The financial services industry continues to be transformed by technology. But unlike areas such as mobile payments and community banking, the end clients in the wealth management space haven’t yet seen as much benefit as have the advisors that serve them, argued a group of panelists at the recent Morningstar investment conference in Chicago.
This despite the assertion from Morningstar CEO Kunal Kapoor that the times have never been better to be an investor. “This might be unpopular in this room but I don’t actually believe that this is the best time,” panelist Josh Brown, CEO of Ritholtz Wealth Management, said. “I actually think that there may be way too much choice.”

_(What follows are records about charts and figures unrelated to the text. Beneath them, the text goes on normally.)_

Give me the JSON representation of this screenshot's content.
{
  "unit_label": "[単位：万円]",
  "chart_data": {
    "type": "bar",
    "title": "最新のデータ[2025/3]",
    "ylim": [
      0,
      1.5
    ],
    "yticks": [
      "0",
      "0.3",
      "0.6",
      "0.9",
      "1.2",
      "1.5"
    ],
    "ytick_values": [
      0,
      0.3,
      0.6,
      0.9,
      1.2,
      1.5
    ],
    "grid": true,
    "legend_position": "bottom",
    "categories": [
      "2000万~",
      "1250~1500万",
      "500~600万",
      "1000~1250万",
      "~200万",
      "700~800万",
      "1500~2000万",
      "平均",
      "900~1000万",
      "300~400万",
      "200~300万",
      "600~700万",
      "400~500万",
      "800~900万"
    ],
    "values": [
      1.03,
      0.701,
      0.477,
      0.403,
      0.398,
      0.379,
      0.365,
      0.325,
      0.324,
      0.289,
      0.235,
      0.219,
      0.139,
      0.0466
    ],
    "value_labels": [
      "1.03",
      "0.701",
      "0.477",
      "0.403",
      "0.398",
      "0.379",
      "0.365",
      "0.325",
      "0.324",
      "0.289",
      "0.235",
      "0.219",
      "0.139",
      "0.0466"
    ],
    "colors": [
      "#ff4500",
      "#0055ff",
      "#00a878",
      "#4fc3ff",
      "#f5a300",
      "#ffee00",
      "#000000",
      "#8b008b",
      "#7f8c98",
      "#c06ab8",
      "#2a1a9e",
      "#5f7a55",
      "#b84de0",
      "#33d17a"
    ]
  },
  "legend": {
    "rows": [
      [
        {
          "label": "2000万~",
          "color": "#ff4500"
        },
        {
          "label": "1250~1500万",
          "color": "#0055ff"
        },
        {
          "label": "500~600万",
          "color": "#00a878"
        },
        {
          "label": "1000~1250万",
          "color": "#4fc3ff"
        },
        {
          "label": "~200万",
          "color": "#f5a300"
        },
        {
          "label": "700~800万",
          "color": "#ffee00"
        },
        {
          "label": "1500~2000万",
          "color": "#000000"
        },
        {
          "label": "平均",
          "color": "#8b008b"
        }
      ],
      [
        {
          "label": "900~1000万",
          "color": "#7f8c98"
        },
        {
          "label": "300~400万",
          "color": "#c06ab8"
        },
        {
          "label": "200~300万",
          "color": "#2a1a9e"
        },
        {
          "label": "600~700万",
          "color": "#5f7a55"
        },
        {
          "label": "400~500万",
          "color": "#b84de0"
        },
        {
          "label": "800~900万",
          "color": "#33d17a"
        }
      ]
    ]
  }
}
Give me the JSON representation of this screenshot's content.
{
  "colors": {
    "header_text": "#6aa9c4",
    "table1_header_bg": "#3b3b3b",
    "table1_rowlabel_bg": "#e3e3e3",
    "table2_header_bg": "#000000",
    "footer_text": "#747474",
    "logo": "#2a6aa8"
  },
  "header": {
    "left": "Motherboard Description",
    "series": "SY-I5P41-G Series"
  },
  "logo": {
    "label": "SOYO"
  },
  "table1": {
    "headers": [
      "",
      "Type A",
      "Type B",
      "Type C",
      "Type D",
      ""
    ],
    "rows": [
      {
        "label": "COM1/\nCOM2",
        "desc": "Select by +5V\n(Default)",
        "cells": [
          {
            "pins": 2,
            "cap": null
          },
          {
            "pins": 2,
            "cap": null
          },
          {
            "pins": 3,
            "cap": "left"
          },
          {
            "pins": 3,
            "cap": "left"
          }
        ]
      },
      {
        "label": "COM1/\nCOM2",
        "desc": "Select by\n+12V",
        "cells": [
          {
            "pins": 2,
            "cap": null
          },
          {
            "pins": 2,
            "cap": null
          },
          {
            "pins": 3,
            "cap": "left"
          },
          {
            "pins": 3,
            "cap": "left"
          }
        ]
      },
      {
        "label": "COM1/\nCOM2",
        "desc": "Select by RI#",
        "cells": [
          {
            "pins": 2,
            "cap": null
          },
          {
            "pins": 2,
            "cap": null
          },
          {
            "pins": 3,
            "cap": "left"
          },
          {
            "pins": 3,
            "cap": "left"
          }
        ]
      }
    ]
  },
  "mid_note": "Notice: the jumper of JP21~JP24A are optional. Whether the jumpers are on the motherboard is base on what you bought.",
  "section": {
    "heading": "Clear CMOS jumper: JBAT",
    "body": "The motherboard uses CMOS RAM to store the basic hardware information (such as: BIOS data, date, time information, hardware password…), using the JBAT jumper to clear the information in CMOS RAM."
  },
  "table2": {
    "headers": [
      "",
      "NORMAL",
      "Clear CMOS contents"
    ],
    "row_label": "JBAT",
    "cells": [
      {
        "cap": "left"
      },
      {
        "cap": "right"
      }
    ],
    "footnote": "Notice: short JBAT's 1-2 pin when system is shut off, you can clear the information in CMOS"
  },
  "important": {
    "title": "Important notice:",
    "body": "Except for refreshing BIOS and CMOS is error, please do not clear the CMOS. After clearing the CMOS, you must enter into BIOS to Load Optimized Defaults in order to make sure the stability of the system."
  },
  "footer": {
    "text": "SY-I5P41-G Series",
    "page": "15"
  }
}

While the market is as accessible as ever to investors, Brown argued the “mind-boggling” volume of investment choices can paralyze them. Investors still benefit from working with an advisor, who can help them navigate those choices and, most importantly, sometimes help them understand the best thing for a client to do is nothing. For that reason, the wealth manager said “There’s never been a better time to [be] a financial advisor.”
Don Phillips, a managing director at Morningstar who previously served as CEO, said technology has been improving investment tools and providing new ones. Those tools, though, are designed with advisors in mind and might be over the heads of clients unfamiliar with investments and financial planning. He said the innovations in wealth management weren't dripping down to those who needed it the most. Most innovations are coming from what he described as the original "old boys" club of finance, combined with the newer version in technology, and their efforts weren't being felt by those investors lower on the net worth scale.
“The tool kit is good, but you have to know how to use it,” Phillips said.
Phillips pointed to conversations in financial services about "who owns the client," as evidence that financial services has yet to fully embrace a business model that serves investors, and not just the firms looking to make money off of them. "Anytime someone asks 'who owns the client,' you know that person is not a fiduciary," he said.
The third panel member was Paolo Sironi, a fintech thought leader at IBM’s Watson Financial Services. He said there are many investors who need more wealth management services than a robo advisor can offer, but they aren’t eligible for the white-glove services they usually provide, where other tools and resources have improved. The investors in that sweet spot are ones that can benefit from further innovation.
Sironi suggested at the conference that the use of artificial intelligence (like that of IBM’s Watson) might be capable of aiding investors in financial decision-making, replacing some needs to consult a human advisor.
If anything, he said, it might be better at answering questions a human advisor might not have thought to ask. For example, IBM might never be able to create a trust, but it can help investors make decisions about spending habits, savings rates or when to begin withdrawing from a defined contribution plan.
Sironi said future changes that simplify investing and financial services are the ones that will be truly disruptive and sustainable. They won't replace an advisor, but they will change the job definition. More vulnerable to change will be the asset managers and providers that see advisors as a distribution center.
“People do business with people they like,” Brown said. “If the customer likes you, I think the person closest to the customer is the winner of the whole equation. And those furthest will have to give up the most for the cost of getting to that customer through the advisor.”